🤖 AI Summary
Existing approaches rely on static visual features and predefined instrument names, limiting their generalization in complex surgical scenarios involving occlusion, ambiguity, or nonstandard terminology. This work proposes SurgRef, a novel framework that leverages the motion patterns of surgical instruments as the primary semantic carrier. By introducing a motion-guided multimodal alignment architecture, SurgRef aligns free-form textual descriptions with the temporal dynamics of instrument behavior, thereby eliminating dependence on static appearance and fixed nomenclature.
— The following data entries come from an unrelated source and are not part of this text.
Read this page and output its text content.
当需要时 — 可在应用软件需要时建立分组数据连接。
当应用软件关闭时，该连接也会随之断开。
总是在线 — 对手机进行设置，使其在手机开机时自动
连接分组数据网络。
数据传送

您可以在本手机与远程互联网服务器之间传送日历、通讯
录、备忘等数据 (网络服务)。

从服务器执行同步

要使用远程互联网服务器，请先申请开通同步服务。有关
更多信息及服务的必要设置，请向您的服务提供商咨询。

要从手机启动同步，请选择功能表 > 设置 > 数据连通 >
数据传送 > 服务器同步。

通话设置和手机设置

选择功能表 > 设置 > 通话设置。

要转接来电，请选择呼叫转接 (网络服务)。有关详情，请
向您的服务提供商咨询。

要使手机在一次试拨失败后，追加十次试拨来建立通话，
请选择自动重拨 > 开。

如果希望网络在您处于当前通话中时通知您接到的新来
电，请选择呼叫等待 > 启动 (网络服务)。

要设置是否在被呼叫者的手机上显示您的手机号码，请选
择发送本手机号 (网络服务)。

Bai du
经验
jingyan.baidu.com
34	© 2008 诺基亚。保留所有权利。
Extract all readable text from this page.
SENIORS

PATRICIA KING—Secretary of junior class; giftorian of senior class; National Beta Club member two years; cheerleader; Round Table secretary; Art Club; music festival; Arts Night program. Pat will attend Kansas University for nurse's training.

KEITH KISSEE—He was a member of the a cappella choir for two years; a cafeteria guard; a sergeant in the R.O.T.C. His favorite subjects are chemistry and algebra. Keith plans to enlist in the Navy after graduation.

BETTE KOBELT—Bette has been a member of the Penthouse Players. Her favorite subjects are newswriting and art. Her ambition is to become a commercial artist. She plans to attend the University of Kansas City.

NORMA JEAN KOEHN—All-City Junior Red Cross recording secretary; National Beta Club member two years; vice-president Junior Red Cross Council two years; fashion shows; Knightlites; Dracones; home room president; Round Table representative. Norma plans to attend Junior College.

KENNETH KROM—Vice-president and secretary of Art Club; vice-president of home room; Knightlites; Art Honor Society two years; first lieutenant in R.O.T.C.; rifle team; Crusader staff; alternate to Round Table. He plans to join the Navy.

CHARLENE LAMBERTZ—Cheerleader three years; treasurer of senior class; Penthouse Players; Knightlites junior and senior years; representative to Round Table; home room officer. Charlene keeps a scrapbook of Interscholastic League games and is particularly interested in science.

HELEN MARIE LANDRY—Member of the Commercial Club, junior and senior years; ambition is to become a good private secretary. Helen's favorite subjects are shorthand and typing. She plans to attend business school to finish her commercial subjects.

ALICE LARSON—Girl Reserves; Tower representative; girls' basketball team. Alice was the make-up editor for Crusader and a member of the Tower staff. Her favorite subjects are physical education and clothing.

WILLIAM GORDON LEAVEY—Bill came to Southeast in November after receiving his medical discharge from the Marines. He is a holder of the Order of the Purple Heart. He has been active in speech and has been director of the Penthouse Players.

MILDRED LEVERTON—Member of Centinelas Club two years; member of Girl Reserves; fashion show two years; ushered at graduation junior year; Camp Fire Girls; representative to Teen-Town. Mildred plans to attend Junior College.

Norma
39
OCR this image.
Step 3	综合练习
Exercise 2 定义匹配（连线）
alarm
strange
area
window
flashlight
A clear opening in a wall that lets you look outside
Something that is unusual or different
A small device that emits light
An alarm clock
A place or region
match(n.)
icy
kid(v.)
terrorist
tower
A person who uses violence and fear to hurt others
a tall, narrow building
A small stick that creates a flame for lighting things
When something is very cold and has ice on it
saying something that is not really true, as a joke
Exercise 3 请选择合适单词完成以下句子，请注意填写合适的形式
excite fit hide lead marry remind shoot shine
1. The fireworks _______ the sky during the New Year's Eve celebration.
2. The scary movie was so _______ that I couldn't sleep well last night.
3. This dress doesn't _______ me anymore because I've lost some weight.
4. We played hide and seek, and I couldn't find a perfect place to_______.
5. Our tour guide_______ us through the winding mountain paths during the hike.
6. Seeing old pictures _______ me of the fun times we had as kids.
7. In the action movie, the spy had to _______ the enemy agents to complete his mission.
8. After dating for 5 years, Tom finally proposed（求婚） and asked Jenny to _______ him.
Evaluated on Ref-IMotion—a newly curated multi-institutional dataset—the method achieves state-of-the-art performance in referring segmentation accuracy and cross-scenario generalization, establishing a new benchmark for language-driven intelligent surgical systems.
📝 Abstract
Enabling intuitive, language-driven interaction with surgical scenes is a critical step toward intelligent operating rooms and autonomous surgical robotic assistance. However, the task of referring segmentation, localizing surgical instruments based on natural language descriptions, remains underexplored in surgical videos, with existing approaches struggling to generalize due to reliance on static visual cues and predefined instrument names. In this work, we introduce SurgRef, a novel motion-guided framework that grounds free-form language expressions in instrument motion, capturing how tools move and interact across time, rather than what they look like. This allows models to understand and segment instruments even under occlusion, ambiguity, or unfamiliar terminology. To train and evaluate SurgRef, we present Ref-IMotion, a diverse, multi-institutional video dataset with dense spatiotemporal masks and rich motion-centric expressions. SurgRef achieves state-of-the-art accuracy and generalization across surgical procedures, setting a new benchmark for robust, language-driven surgical video segmentation.